Viele Betriebe setzen voraus, dass ihre zukünftigen Schützlinge vor der Lehre im Betrieb ein Jahr lang die Berufsfachschule für Holztechnik besuchen, in der sie wichtiges Grundwissen erlernen. Während dieser Zeit hat Dreßler neben einem weiteren Praktikum in der Möbeltischlerei Reese auch immer wieder kleinere Projekte in den Werkstätten des Betriebes umsetzen dürfen. „In dieser Zeit haben wir uns per Handschlag auf das Ausbildungsverhältnis verständigt: Ein Mann, ein Wort“, erinnert sich Betriebsinhaber Reese, der bereits zuvor schon erfolgreich Studienaussteiger zu Tischlern ausgebildet hat.

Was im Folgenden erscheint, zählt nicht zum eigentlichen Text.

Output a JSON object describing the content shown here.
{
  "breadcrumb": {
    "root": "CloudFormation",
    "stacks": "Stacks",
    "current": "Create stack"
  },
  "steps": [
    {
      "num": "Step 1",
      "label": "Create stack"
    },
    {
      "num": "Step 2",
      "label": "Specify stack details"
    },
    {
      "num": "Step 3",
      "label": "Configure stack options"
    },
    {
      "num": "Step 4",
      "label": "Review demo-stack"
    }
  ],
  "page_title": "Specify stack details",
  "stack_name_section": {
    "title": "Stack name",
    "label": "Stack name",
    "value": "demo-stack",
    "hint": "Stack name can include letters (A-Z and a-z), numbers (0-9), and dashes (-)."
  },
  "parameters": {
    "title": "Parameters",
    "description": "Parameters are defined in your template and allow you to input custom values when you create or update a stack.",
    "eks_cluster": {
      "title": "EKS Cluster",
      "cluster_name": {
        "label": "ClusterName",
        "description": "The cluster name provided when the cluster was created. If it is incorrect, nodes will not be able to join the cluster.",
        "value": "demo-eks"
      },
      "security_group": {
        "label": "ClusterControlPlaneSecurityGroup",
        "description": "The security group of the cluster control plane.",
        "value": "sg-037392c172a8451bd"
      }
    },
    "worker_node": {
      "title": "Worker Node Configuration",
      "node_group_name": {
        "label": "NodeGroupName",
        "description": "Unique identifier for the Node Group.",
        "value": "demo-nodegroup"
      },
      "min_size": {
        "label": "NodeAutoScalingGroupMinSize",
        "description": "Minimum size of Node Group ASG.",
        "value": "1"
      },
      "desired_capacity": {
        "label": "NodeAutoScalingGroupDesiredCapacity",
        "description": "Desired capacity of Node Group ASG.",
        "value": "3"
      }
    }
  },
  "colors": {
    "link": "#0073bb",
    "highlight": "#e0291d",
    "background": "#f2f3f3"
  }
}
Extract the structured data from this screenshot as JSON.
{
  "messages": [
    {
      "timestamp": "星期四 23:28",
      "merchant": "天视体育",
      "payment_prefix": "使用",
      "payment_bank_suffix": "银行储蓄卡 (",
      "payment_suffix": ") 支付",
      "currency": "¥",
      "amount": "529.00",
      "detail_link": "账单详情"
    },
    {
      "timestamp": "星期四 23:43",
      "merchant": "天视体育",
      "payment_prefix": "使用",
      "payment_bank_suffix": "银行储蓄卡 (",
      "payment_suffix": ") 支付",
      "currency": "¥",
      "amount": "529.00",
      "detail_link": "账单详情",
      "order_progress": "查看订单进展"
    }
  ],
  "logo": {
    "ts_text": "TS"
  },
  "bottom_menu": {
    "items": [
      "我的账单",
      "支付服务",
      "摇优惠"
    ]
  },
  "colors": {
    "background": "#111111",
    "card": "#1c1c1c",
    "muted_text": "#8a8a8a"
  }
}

„Wir haben sicherlich nicht die Musterlösung in petto, wie ein geglückter Einstieg eines ehemaligen Studenten in einen Handwerksbetrieb gelingen kann. Beide Seiten müssen es ausprobieren und schauen, ob es passt“, so Reese. Auf beiden Seiten, bei den Studenten und bei den Betrieben, gibt es Vorbehalte, die in den meisten Fällen völlig unbegründet sind. „Für ehemalige Studenten kommt die Vorstellung ins Handwerk zu wechseln einem sozialen Abstieg gleich, weil sie die Karrierewege im Handwerk nicht kennen.“ Das

Problem einiger Betriebsinhaber sieht Reese vor allem in deren Befürchtung, dass junge Leute von der Hochschule die klassischen Hierarchien nicht anerkennen könnten: „Stellen Sie sich das mal vor – da gibt jemand gegenüber den Altgesellen vielleicht eine etwas zu schlaue Antwort oder hat sogar Widerworte.“ Die Angst, dass man Fachkräfte ausbilde, die danach in die Industrie oder eben doch wieder in Richtung Hochschule abwandern, komme hinzu, weiß Reese.

Aber auch Studienaussteiger im Handwerk sind noch Lehrlinge. „Natürlich kann man in der Regel ein ganz anderes Sprachniveau voraussetzen und die Sozialkompetenzen lassen es zu, die Jugendlichen auch schon von Anfang an auf Kunden loszulassen – aber ich warne vor zu hohen Erwartungen.“ Denn auch wenn sie in der Theorie oft Bestleistungen erzielen, wird in der Praxis immer wieder deutlich, dass auch sie noch lernen und in jedem Fall die Unterstützung und Anleitung ihres Meisters oder Ausbilders benötigen.

Heute ist Dreßler, der sich im zweiten Lehrjahr befindet, nur noch privat Kameramann und Regisseur. Die Entscheidung, ins Tischlerhandwerk zu wechseln, hat er keine Sekunde lang bereut. In Theorie und Praxis ist er ein Einser-Schüler, mit besserem Durschnitt als sein Chef seinerzeit. „Darf ich ehrlich sein?“, fragt Reese zum Schluss: Er kann mich eigentlich mit nichts richtig ärgern, mit seinen Strebernoten aber schon.“ (lacht)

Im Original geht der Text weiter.